← Research Method · Preprint, April 2026

ThinkTwice

Jointly optimizing reasoning and self-refinement under a single binary reward.

Difan Jiao, Qianfeng Wen, Blair Yang, Zhenwei Tang, Ashton Anderson
Coolwei AI Lab × CSSLab, University of Toronto
April 20265 min read
arXiv GitHub Hugging Face
+11.5 ptAIME pass@4 (Qwen3-4B)
5math benchmarks
2model families
1reward signal

Most RLVR-trained reasoners flatline — or regress — when you ask them to revise their own answer. ThinkTwice trains the revision skill directly: each step samples a solution, then asks the model to refine it, and updates both passes with the same binary correctness reward and the same GRPO objective. No critic model. No human-written critiques. No process reward model. Just one signal — is the final answer right — applied twice.

Background

Self-refine prompts look great in inference-time demos and break in production. The reason is simple: the model was never trained to make the second attempt better than the first. Vanilla RLVR optimizes single-shot correctness; the resulting policy has no incentive to use a second pass productively, and often the second pass actively erases what was right about the first.

Method

ThinkTwice extends Group Relative Policy Optimization (GRPO) with paired training steps. Phase A is standard RLVR: sample solutions to a math problem, score with a binary correct/incorrect reward, update with GRPO. Phase B feeds the model its own phase-A outputs and asks it to refine them; refinements are scored with the same binary reward and updated with the same GRPO objective. There is no auxiliary supervision: no teacher critique, no labeled error trace, no learned reward model.

The only label needed is "right answer" — applied twice.

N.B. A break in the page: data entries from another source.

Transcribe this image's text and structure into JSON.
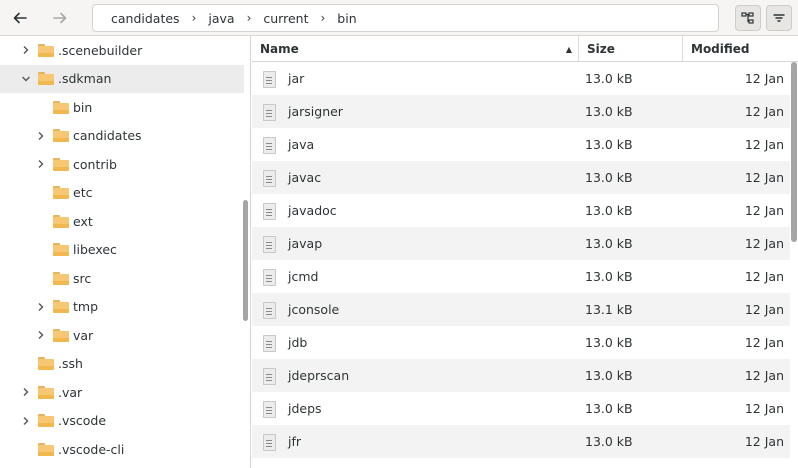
{
  "toolbar": {
    "back_icon": "back-arrow-icon",
    "forward_icon": "forward-arrow-icon",
    "breadcrumb": [
      "candidates",
      "java",
      "current",
      "bin"
    ]
  },
  "sidebar": {
    "items": [
      {
        "label": ".scenebuilder",
        "expandable": true,
        "expanded": false
      },
      {
        "label": ".sdkman",
        "expandable": true,
        "expanded": true,
        "selected": true
      },
      {
        "label": "bin",
        "expandable": false
      },
      {
        "label": "candidates",
        "expandable": true,
        "expanded": false
      },
      {
        "label": "contrib",
        "expandable": true,
        "expanded": false
      },
      {
        "label": "etc",
        "expandable": false
      },
      {
        "label": "ext",
        "expandable": false
      },
      {
        "label": "libexec",
        "expandable": false
      },
      {
        "label": "src",
        "expandable": false
      },
      {
        "label": "tmp",
        "expandable": true,
        "expanded": false
      },
      {
        "label": "var",
        "expandable": true,
        "expanded": false
      },
      {
        "label": ".ssh",
        "expandable": false
      },
      {
        "label": ".var",
        "expandable": true,
        "expanded": false
      },
      {
        "label": ".vscode",
        "expandable": true,
        "expanded": false
      },
      {
        "label": ".vscode-cli",
        "expandable": false
      }
    ]
  },
  "list": {
    "columns": {
      "name": "Name",
      "size": "Size",
      "modified": "Modified"
    },
    "rows": [
      {
        "name": "jar",
        "size": "13.0 kB",
        "modified": "12 Jan"
      },
      {
        "name": "jarsigner",
        "size": "13.0 kB",
        "modified": "12 Jan"
      },
      {
        "name": "java",
        "size": "13.0 kB",
        "modified": "12 Jan"
      },
      {
        "name": "javac",
        "size": "13.0 kB",
        "modified": "12 Jan"
      },
      {
        "name": "javadoc",
        "size": "13.0 kB",
        "modified": "12 Jan"
      },
      {
        "name": "javap",
        "size": "13.0 kB",
        "modified": "12 Jan"
      },
      {
        "name": "jcmd",
        "size": "13.0 kB",
        "modified": "12 Jan"
      },
      {
        "name": "jconsole",
        "size": "13.1 kB",
        "modified": "12 Jan"
      },
      {
        "name": "jdb",
        "size": "13.0 kB",
        "modified": "12 Jan"
      },
      {
        "name": "jdeprscan",
        "size": "13.0 kB",
        "modified": "12 Jan"
      },
      {
        "name": "jdeps",
        "size": "13.0 kB",
        "modified": "12 Jan"
      },
      {
        "name": "jfr",
        "size": "13.0 kB",
        "modified": "12 Jan"
      }
    ]
  }
}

Training-dynamics analysis surfaces an emergent "rectify-then-fortify" curriculum: early in training the refinement step mostly fixes wrong answers; later, as base accuracy climbs, it shifts to preserving correct ones. The authors argue this is what gives ThinkTwice a cleaner reward signal than pure single-pass GRPO — the second-pass reward distribution is shaped by the first pass.

Results

Five math benchmarks (MATH500, AIME 2024, AMC, Minerva Math, OlympiadBench) × two model families (Qwen3-4B-Instruct-2507, OLMo-3-7B-Instruct), pass@k across k = 1, 2, 4, 8, 16, 32+. The headline number is on AIME 2024 with Qwen3-4B:

Setup Δ pass@4
GRPO (single pass) baseline
ThinkTwice (no refinement) +5.0
ThinkTwice (one refinement step) +11.5

AIME 2024, pass@4, Qwen3-4B-Instruct-2507. The +5.0 row is what you get from ThinkTwice's training even without using the refinement at inference; +11.5 is what you get when you use it.

What we found

  • Reasoning improves even without using refinement at inference. The training objective itself sharpens single-shot performance.
  • Refinement compounds the gain. One refinement pass adds another ~6.5 pp on top of that.
  • Cross-model refinement also works. A ThinkTwice-trained model can refine outputs from a different base model, suggesting the skill generalizes beyond its own self-distribution.

Why it matters

Self-refinement that survives RL. The recipe gives back the inference-time "try again" lever that vanilla RLVR usually destroys. That's the practical payoff: you can deploy the model with a refinement pass and get strictly more accuracy.
No extra supervision. No critic, no PRM, no critique annotations — just verifiable rewards. Cheap and reproducible, which matters for any team trying to do RL training without a reward-model factory behind them.
One objective, two skills. Reasoning and revision improve together rather than trading off. That suggests they share representational structure that joint training can exploit — and that the field's habit of treating "self-refinement" as a separate inference trick is leaving capability on the table.